No policy of confinement is reported apropos of Picasso's earlier girlfriends Rosita, Odette, Germaine, Blanche, Madeleine and Alice, or his innumerable lesser liaisons. But then, he was still of a tender age: just 25 at the close of this first volume of John Richardson's promised three-volume life, which leaves the artist in 1907 facing a large blank canvas. (Volume 2 will thus commence with what happened on that canvas: a picture of five prostitutes, Les Demoiselles d'Avignon , that set off an explosion in Western culture from which debris still is raining down.)
To get it out of our system, I have begun with maybe the most sensational item of gossip in the book at hand, which in general is not that kind of book. Besides a majestically researched, lucidly written, all-but-definitive biography (lacking only a few documents still inaccessible), it is even a spoilsport book on the whole. Groaning shelves of Picasso hagiography, from the sensitive devotion of a Roland Penrose to the panting trash of an Arianna Stassinopoulos Huffington, have awaited the correction that Richardson, who befriended Picasso in the artist's later years, provides with sober efficiency. The author often seems less to be telling than to be un-telling, scuttling myths left and right.
Was little Pablo a Mozart-like prodigy? No. (After unremitting practice starting in childhood, he became startlingly good in his late teens, an early but not unheard-of flowering, and museum-quality only in his early 20s.) Did his father, a mediocre painter of pigeons (no kidding), succumb to an Oedipal coup d'etat by handing his brushes to 13-year-old Pablo and swearing never to paint again? Uh-uh. (Sad old Don Jose kept painting for many years thereafter.)
After Gertrude Stein sat some 90 times for her famous portrait, did Picasso, alone in the studio, suddenly repaint the great face in one fell swoop? Not bloody likely. (Considerations central to Picasso's stylistic development argue for an extended labor.) Did the great anarchic writer-artist Alfred Jarry give Picasso the pistol with which he would scare off pestering German art-lovers? Dream on. (The two men never met, though Jarry's gun and the gunplay check out.) Was Picasso once so cold in Paris that he burned a mass of drawings? "Sheer fantasy!" remarks Richardson.

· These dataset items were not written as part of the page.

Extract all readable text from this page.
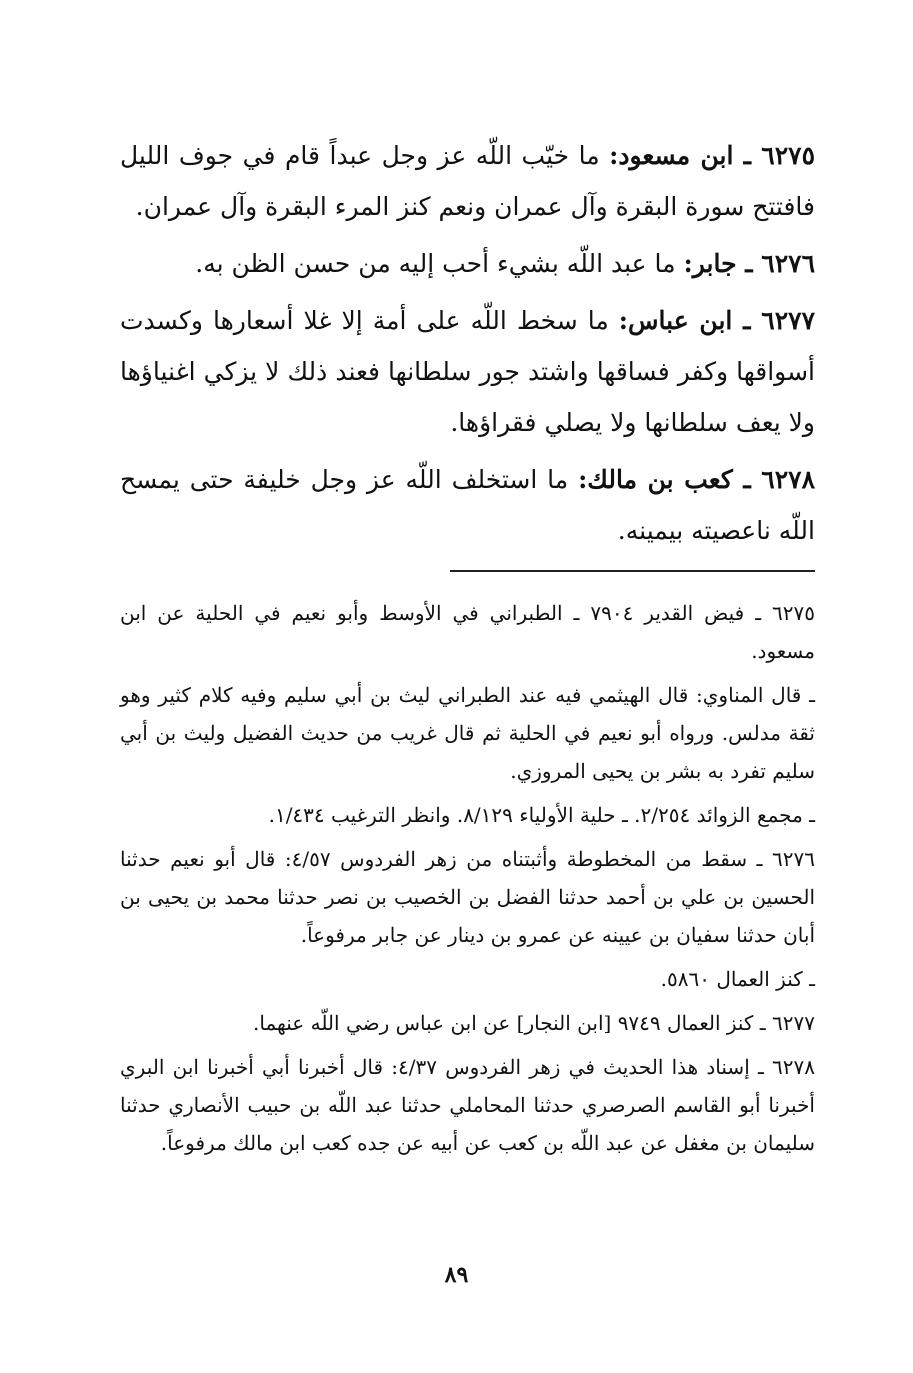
٦٢٧٥ ـ ابن مسعود: ما خيّب اللّه عز وجل عبداً قام في جوف الليل فافتتح سورة البقرة وآل عمران ونعم كنز المرء البقرة وآل عمران.

٦٢٧٦ ـ جابر: ما عبد اللّه بشيء أحب إليه من حسن الظن به.

٦٢٧٧ ـ ابن عباس: ما سخط اللّه على أمة إلا غلا أسعارها وكسدت أسواقها وكفر فساقها واشتد جور سلطانها فعند ذلك لا يزكي اغنياؤها ولا يعف سلطانها ولا يصلي فقراؤها.

٦٢٧٨ ـ كعب بن مالك: ما استخلف اللّه عز وجل خليفة حتى يمسح اللّه ناعصيته بيمينه.

٦٢٧٥ ـ فيض القدير ٧٩٠٤ ـ الطبراني في الأوسط وأبو نعيم في الحلية عن ابن مسعود.

ـ قال المناوي: قال الهيثمي فيه عند الطبراني ليث بن أبي سليم وفيه كلام كثير وهو ثقة مدلس. ورواه أبو نعيم في الحلية ثم قال غريب من حديث الفضيل وليث بن أبي سليم تفرد به بشر بن يحيى المروزي.

ـ مجمع الزوائد ٢/٢٥٤. ـ حلية الأولياء ٨/١٢٩. وانظر الترغيب ١/٤٣٤.

٦٢٧٦ ـ سقط من المخطوطة وأثبتناه من زهر الفردوس ٤/٥٧: قال أبو نعيم حدثنا الحسين بن علي بن أحمد حدثنا الفضل بن الخصيب بن نصر حدثنا محمد بن يحيى بن أبان حدثنا سفيان بن عيينه عن عمرو بن دينار عن جابر مرفوعاً.

ـ كنز العمال ٥٨٦٠.

٦٢٧٧ ـ كنز العمال ٩٧٤٩ [ابن النجار] عن ابن عباس رضي اللّه عنهما.

٦٢٧٨ ـ إسناد هذا الحديث في زهر الفردوس ٤/٣٧: قال أخبرنا أبي أخبرنا ابن البري أخبرنا أبو القاسم الصرصري حدثنا المحاملي حدثنا عبد اللّه بن حبيب الأنصاري حدثنا سليمان بن مغفل عن عبد اللّه بن كعب عن أبيه عن جده كعب ابن مالك مرفوعاً.

٨٩
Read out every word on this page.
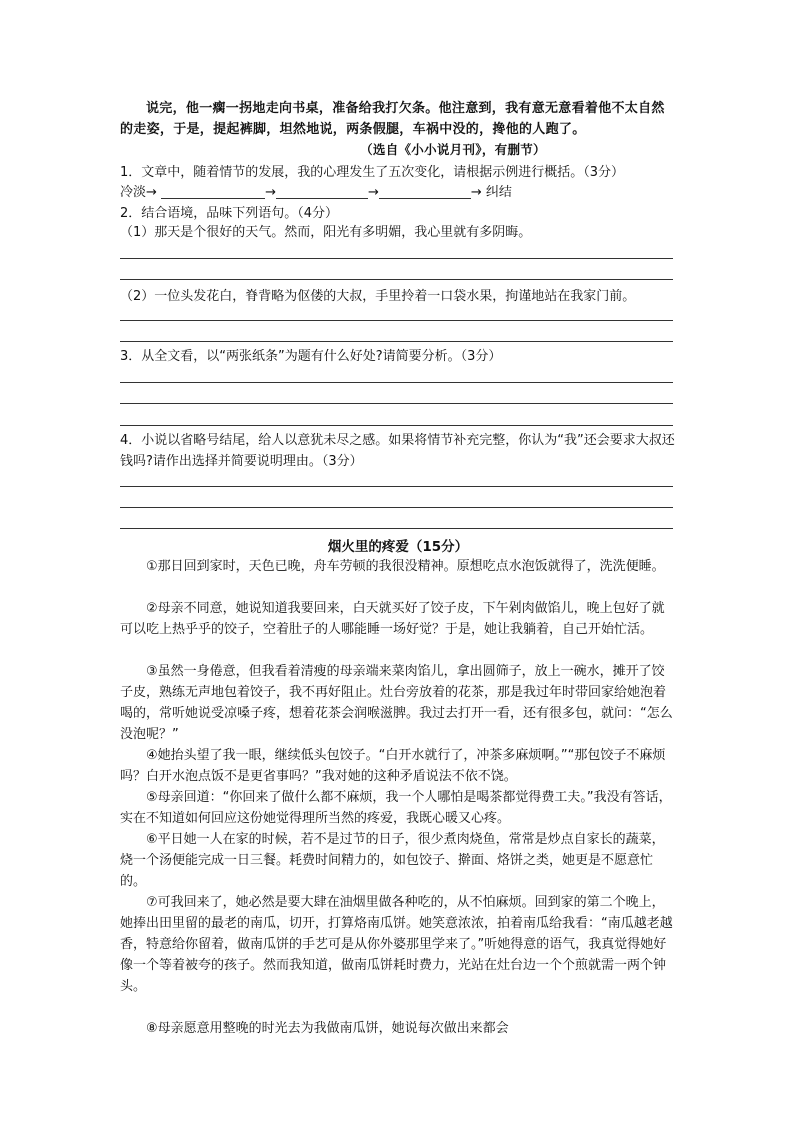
说完，他一瘸一拐地走向书桌，准备给我打欠条。他注意到，我有意无意看着他不太自然的走姿，于是，提起裤脚，坦然地说，两条假腿，车祸中没的，搀他的人跑了。

（选自《小小说月刊》，有删节）

1．文章中，随着情节的发展，我的心理发生了五次变化，请根据示例进行概括。（3分）

冷淡→	→	→	→ 纠结

2．结合语境，品味下列语句。（4分）

（1）那天是个很好的天气。然而，阳光有多明媚，我心里就有多阴晦。

（2）一位头发花白，脊背略为伛偻的大叔，手里拎着一口袋水果，拘谨地站在我家门前。

3．从全文看，以“两张纸条”为题有什么好处?请简要分析。（3分）

4．小说以省略号结尾，给人以意犹未尽之感。如果将情节补充完整，你认为“我”还会要求大叔还钱吗?请作出选择并简要说明理由。（3分）

烟火里的疼爱（15分）

①那日回到家时，天色已晚，舟车劳顿的我很没精神。原想吃点水泡饭就得了，洗洗便睡。

②母亲不同意，她说知道我要回来，白天就买好了饺子皮，下午剁肉做馅儿，晚上包好了就可以吃上热乎乎的饺子，空着肚子的人哪能睡一场好觉？于是，她让我躺着，自己开始忙活。

③虽然一身倦意，但我看着清瘦的母亲端来菜肉馅儿，拿出圆筛子，放上一碗水，摊开了饺子皮，熟练无声地包着饺子，我不再好阻止。灶台旁放着的花茶，那是我过年时带回家给她泡着喝的，常听她说受凉嗓子疼，想着花茶会润喉滋脾。我过去打开一看，还有很多包，就问：“怎么没泡呢？”

④她抬头望了我一眼，继续低头包饺子。“白开水就行了，冲茶多麻烦啊。”“那包饺子不麻烦吗？白开水泡点饭不是更省事吗？”我对她的这种矛盾说法不依不饶。

⑤母亲回道：“你回来了做什么都不麻烦，我一个人哪怕是喝茶都觉得费工夫。”我没有答话，实在不知道如何回应这份她觉得理所当然的疼爱，我既心暖又心疼。

⑥平日她一人在家的时候，若不是过节的日子，很少煮肉烧鱼，常常是炒点自家长的蔬菜，烧一个汤便能完成一日三餐。耗费时间精力的，如包饺子、擀面、烙饼之类，她更是不愿意忙的。

⑦可我回来了，她必然是要大肆在油烟里做各种吃的，从不怕麻烦。回到家的第二个晚上，她捧出田里留的最老的南瓜，切开，打算烙南瓜饼。她笑意浓浓，拍着南瓜给我看：“南瓜越老越香，特意给你留着，做南瓜饼的手艺可是从你外婆那里学来了。”听她得意的语气，我真觉得她好像一个等着被夸的孩子。然而我知道，做南瓜饼耗时费力，光站在灶台边一个个煎就需一两个钟头。

⑧母亲愿意用整晚的时光去为我做南瓜饼，她说每次做出来都会
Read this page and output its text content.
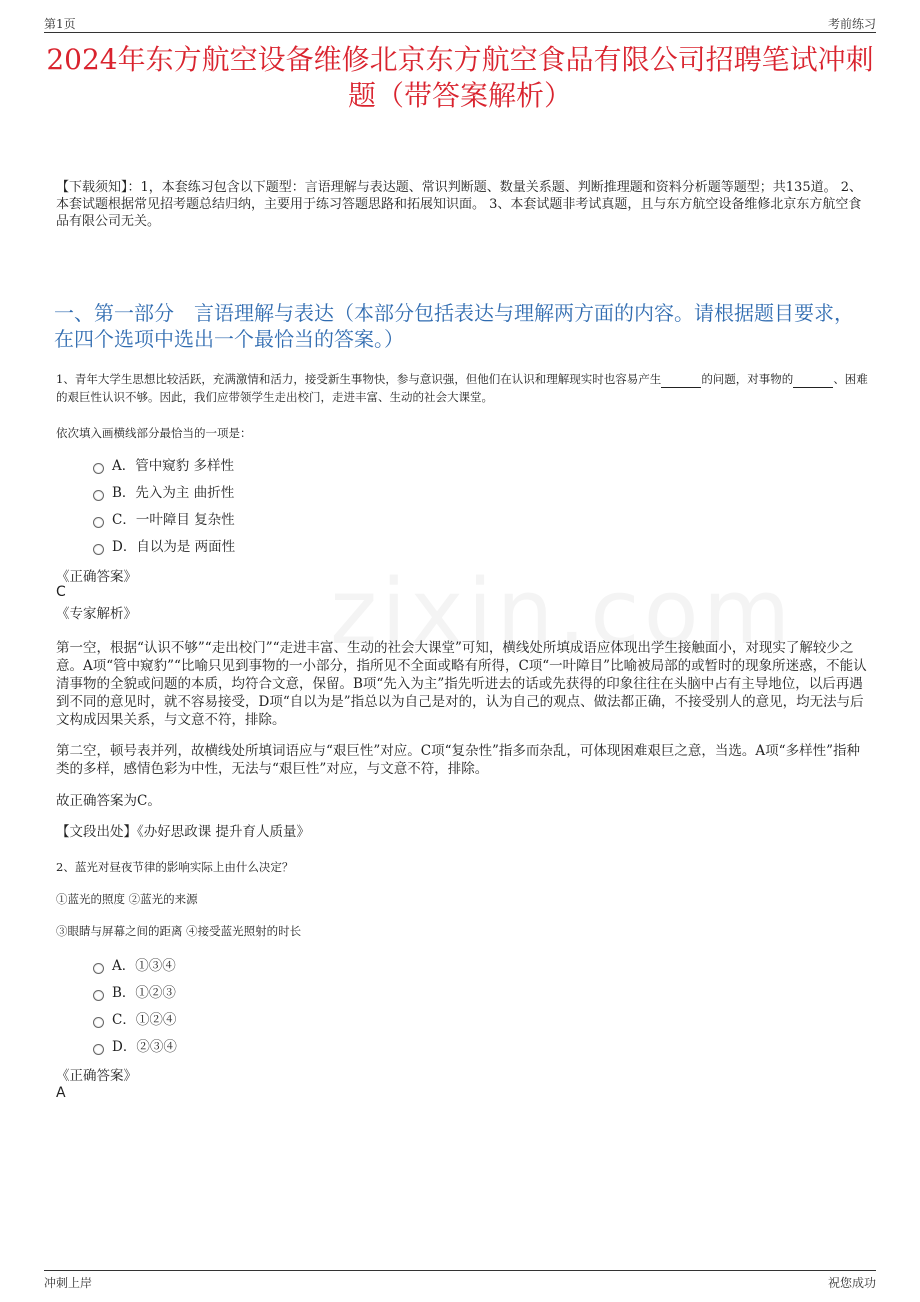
第1页	考前练习
2024年东方航空设备维修北京东方航空食品有限公司招聘笔试冲刺题（带答案解析）
【下载须知】：1，本套练习包含以下题型：言语理解与表达题、常识判断题、数量关系题、判断推理题和资料分析题等题型；共135道。 2、本套试题根据常见招考题总结归纳，主要用于练习答题思路和拓展知识面。 3、本套试题非考试真题，且与东方航空设备维修北京东方航空食品有限公司无关。
一、第一部分　言语理解与表达（本部分包括表达与理解两方面的内容。请根据题目要求，在四个选项中选出一个最恰当的答案。）
1、青年大学生思想比较活跃，充满激情和活力，接受新生事物快，参与意识强，但他们在认识和理解现实时也容易产生	的问题，对事物的	、困难的艰巨性认识不够。因此，我们应带领学生走出校门，走进丰富、生动的社会大课堂。
依次填入画横线部分最恰当的一项是：
A．管中窥豹 多样性
B．先入为主 曲折性
C．一叶障目 复杂性
D．自以为是 两面性
《正确答案》
C
《专家解析》
第一空，根据“认识不够”“走出校门”“走进丰富、生动的社会大课堂”可知，横线处所填成语应体现出学生接触面小，对现实了解较少之意。A项“管中窥豹”“比喻只见到事物的一小部分，指所见不全面或略有所得，C项“一叶障目”比喻被局部的或暂时的现象所迷惑，不能认清事物的全貌或问题的本质，均符合文意，保留。B项“先入为主”指先听进去的话或先获得的印象往往在头脑中占有主导地位，以后再遇到不同的意见时，就不容易接受，D项“自以为是”指总以为自己是对的，认为自己的观点、做法都正确，不接受别人的意见，均无法与后文构成因果关系，与文意不符，排除。
第二空，顿号表并列，故横线处所填词语应与“艰巨性”对应。C项“复杂性”指多而杂乱，可体现困难艰巨之意，当选。A项“多样性”指种类的多样，感情色彩为中性，无法与“艰巨性”对应，与文意不符，排除。
故正确答案为C。
【文段出处】《办好思政课 提升育人质量》
2、蓝光对昼夜节律的影响实际上由什么决定？
①蓝光的照度 ②蓝光的来源
③眼睛与屏幕之间的距离 ④接受蓝光照射的时长
A．①③④
B．①②③
C．①②④
D．②③④
《正确答案》
A
冲刺上岸	祝您成功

Richardson is hardly sour on his subject, whose Demoiselles he calls, defensibly but with more emphasis than seems really necessary, "the most innovative painting since Giotto." But the writer's commitment to truth keeps setting him at odds with cherished fables of Picasso's genius, most of them traceable to the artist himself. The effect is to give a book that is a labor of love a deflating tone. (I know I feel deflated, having long believed all those stories. Now I miss them!)
Richardson frequently seems to be reminding himself, and thereby us, that Picasso's work is what makes him important, not his persona and certainly not his often charming but just as often dastardly person. Picasso could be vain, cruel and grossly selfish in his time off from being--whatever this may say for our century--by a long shot our century's main artist. Richardson's strongest suit is a running analysis of Picasso's stylistic evolution that makes El Greco, Goya and Gauguin as vividly present in the book as any friend or mistress.
Born in Andalusia, to whose macho culture Richardson attributes the artist's lustful and aggressive (though also strangely sly and shy) temperament, Picasso was what you could call fast-tracked as a painter. From early on, he received doting encouragement from his father and a mostly female extended family. Picasso was made, in other words, and not born, much as it pleased and--by haloing his self-centeredness with divine right--served him to pretend otherwise.
By the time he enrolled in the School of Arts in Barcelona at age 14--not, alas for the legend, after making any extraordinarily short work of the entrance exam--his vocation was set, as was his knack for enlisting the self-sacrificing aid of women and men. He soon was a cock of the walk on Barcelona's lively Bohemian scene of the 1890s, with his first circle of sycophantic cronies and his first mistress. What follows is the tale of his triumphs over one milieu, influence, rival and woman after another.